Nel frattempo inizia il dialogo del
giornalista con gli ascoltatori che hanno telefonato per focalizzare
l'attenzione sulle questioni che stanno loro più a cuore. Sospendo
la lettura due volte perché si parla di scuola. E questo, si sa, mi
sta a cuore. La prima telefonata non è altro che una noiosa
lamentela di un controllore contabile sullo scarsa considerazione in
cui è tenuto il suo lavoro. La seconda è quella di una
professoressa che recrimina sulle novità introdotte riguardo alla
prova d'italiano del prossimo Esame di Stato. Secondo il parere della
signora il cambiamento improvviso è inopportuno perché sul mercato
editoriale mancano pubblicazioni di esercitazioni didattiche utili ad
affrontare il nuovo tipo di prova.
Allora riguardo con stupore, o, se vi
pare meglio, con stupidità, il testo e la traccia che ho proposto
agli studenti e mi chiedo il perché del lamentarsi di non contare nulla nei
destini della scuola se poi ci si percepisce come incapaci di preparare una
prova di scrittura che attesti la padronanza logico espressiva dei
maturandi. Ma soprattutto mi sorprende il sentimento frustrante che
coglie quanti non riescono ad oltrepassare l'orizzonte grigio
disegnato dalle consegne burocratiche.
Con lo sguardo ritorno ai compiti a me
presenti. In essi è adombrata la verità. Dentro quei testi,
compresa la traccia, c'è un filo conduttore da trovare e di cui si
può aver cura per tracciare tanti sentieri di conoscenza e di vita.

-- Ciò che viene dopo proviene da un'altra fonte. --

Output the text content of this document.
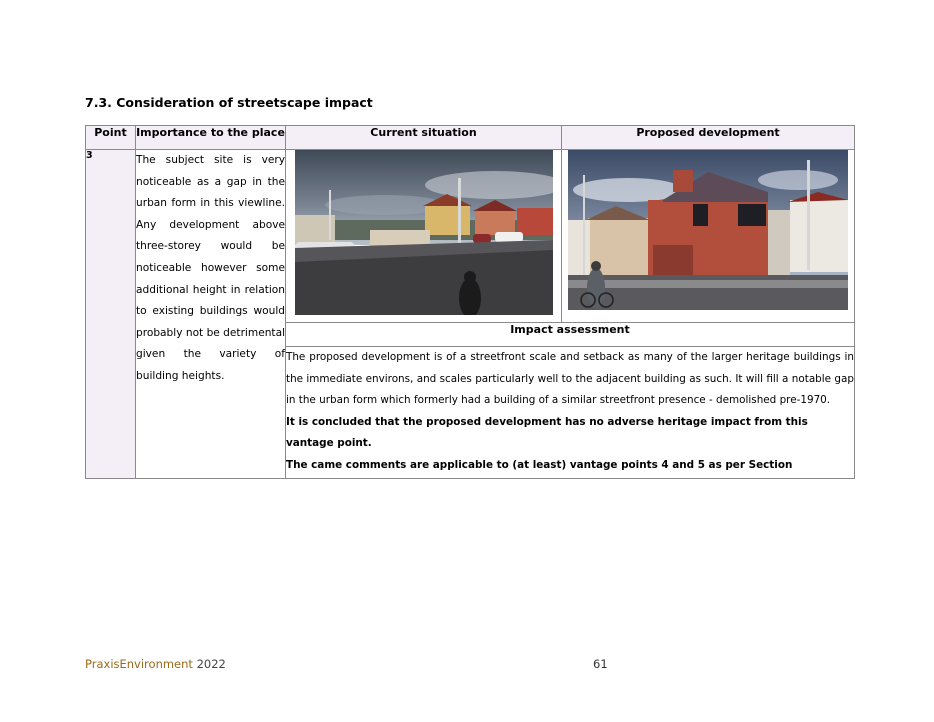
7.3. Consideration of streetscape impact
Point	Importance to the place	Current situation	Proposed development
3	The subject site is very noticeable as a gap in the urban form in this viewline. Any development above three-storey would be noticeable however some additional height in relation to existing buildings would probably not be detrimental given the variety of building heights.

		Impact assessment	

		The proposed development is of a streetfront scale and setback as many of the larger heritage buildings in the immediate environs, and scales particularly well to the adjacent building as such. It will fill a notable gap in the urban form which formerly had a building of a similar streetfront presence - demolished pre-1970.

It is concluded that the proposed development has no adverse heritage impact from this vantage point.

The came comments are applicable to (at least) vantage points 4 and 5 as per Section	

PraxisEnvironment 2022	61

Un altro barlume mi si accende, dopo
tanti anni di insegnamento: come dice lo stesso Manzoni nella lettera
a M. Chauvet, riferendosi al compito del poeta, a noi non tocca
“inventare dei fatti” perché “questo genere di invenzioni
richiede ben poca immaginazione […] mentre tutti i grandi monumenti
poetici hanno a base avvenimenti tratti dalla storia”.
Ecco, nel corso del mio peregrinare didattico, giungo oggi a questo: non ho niente da inventare. Mi limito a prestare la voce alla tradizione letteraria per dare vita ai testi umani e per accoglierli, qui ed ora, insieme alla comunità classe.
Volgendo il pensiero alla situazione
attuale più in generale, ritengo che ci si possa impegnare
essenzialmente in questo, a far emergere la nascosta potenza della
poesia attraverso molteplici voci, in maniera soggettiva ma non
arbitraria, facendola brillare oltre la cortina polverosa di quelle
tecniche che rischiano di soffocare la potenza di sentimento e di
immaginazione di ogni lettore.
Chissà! Forse lungo il sentiero dell'ascolto aperto all'immaginazione, potranno sciogliersi molti nodi nella scuola, che attualmente è vissuta da tanti come una gabbia insopportabile.
Chissà! Forse lungo il sentiero dell'ascolto aperto all'immaginazione, potranno sciogliersi molti nodi nella scuola, che attualmente è vissuta da tanti come una gabbia insopportabile.